Shoutout to that one time I confused narcolepsy and necrophilia during a job interview.

@thedadvocate01

Me: Time for bed
7: But can we watch Back to the Future?
Me: No
7: Empire Strikes Back?
Me: No
7: Karate Kid?
Me: I see what you’re doing and I respect it but the answer’s still no

@apowerfulbird

[first day as a librarian]

customer: i can’t find the fiction section

me: i renamed it

customer: what

me: lies

@TheGabbieShow

that horrifying moment when a kid asks u to help find his mom bc he was always told if he was lost to ask a grownup & u realize ur a grownup

@candyflippin

You can go straight to hell!

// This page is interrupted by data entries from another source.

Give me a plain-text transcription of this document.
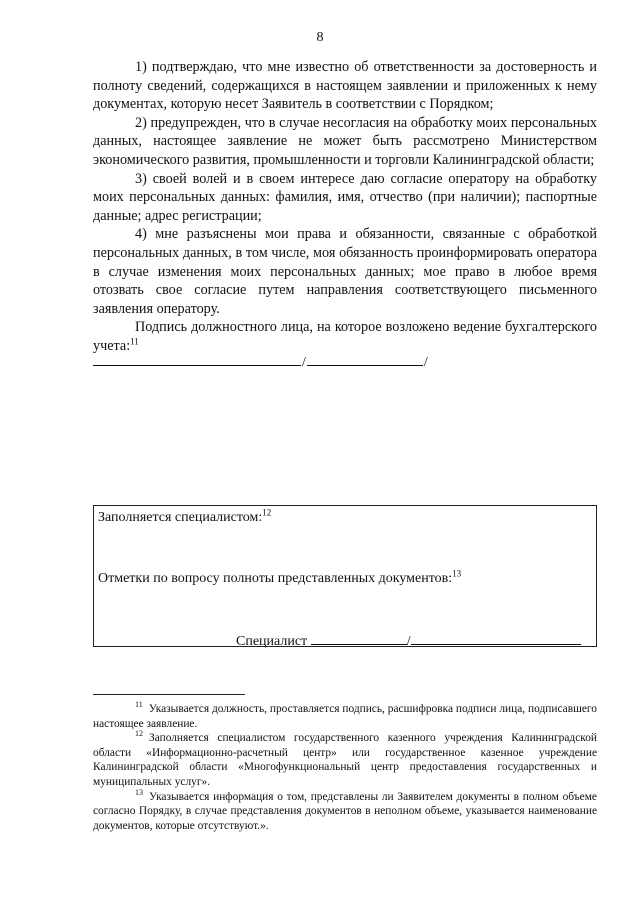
8

1) подтверждаю, что мне известно об ответственности за достоверность и полноту сведений, содержащихся в настоящем заявлении и приложенных к нему документах, которую несет Заявитель в соответствии с Порядком;

2) предупрежден, что в случае несогласия на обработку моих персональных данных, настоящее заявление не может быть рассмотрено Министерством экономического развития, промышленности и торговли Калининградской области;

3) своей волей и в своем интересе даю согласие оператору на обработку моих персональных данных: фамилия, имя, отчество (при наличии); паспортные данные; адрес регистрации;

4) мне разъяснены мои права и обязанности, связанные с обработкой персональных данных, в том числе, моя обязанность проинформировать оператора в случае изменения моих персональных данных; мое право в любое время отозвать свое согласие путем направления соответствующего письменного заявления оператору.

Подпись должностного лица, на которое возложено ведение бухгалтерского учета:$^{11}$

/	/
Заполняется специалистом:$^{12}$
Отметки по вопросу полноты представленных документов:$^{13}$
Специалист	/

$^{11}$ Указывается должность, проставляется подпись, расшифровка подписи лица, подписавшего настоящее заявление.

$^{12}$ Заполняется специалистом государственного казенного учреждения Калининградской области «Информационно-расчетный центр» или государственное казенное учреждение Калининградской области «Многофункциональный центр предоставления государственных и муниципальных услуг».

$^{13}$ Указывается информация о том, представлены ли Заявителем документы в полном объеме согласно Порядку, в случае представления документов в неполном объеме, указывается наименование документов, которые отсутствуют.».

Well, unless you’re being chased by an alligator, in which case I recommend zig-zagging your way to hell.

@Browtweaten

*After roommate performs a summoning spell*

Me:

Roommate:

Me:

Roommate:

Me:

Roommate:

Me: So does he just live here now?

Satan: *wearing my bathrobe* You’re out of bagel bites

@Sophie2078

Guy: I want a divorce.
Me: And who are you?
Guy: I’m your husband! We live together for 6 years!
Me: Hmm.. No way! Are you sure?

@MsSkarsgaard

Him: I’ll kill anyone that tries to come near you.

Me: Oh, that’s sweet babe but do you think you could you leave the Cinnabon samples guy alone?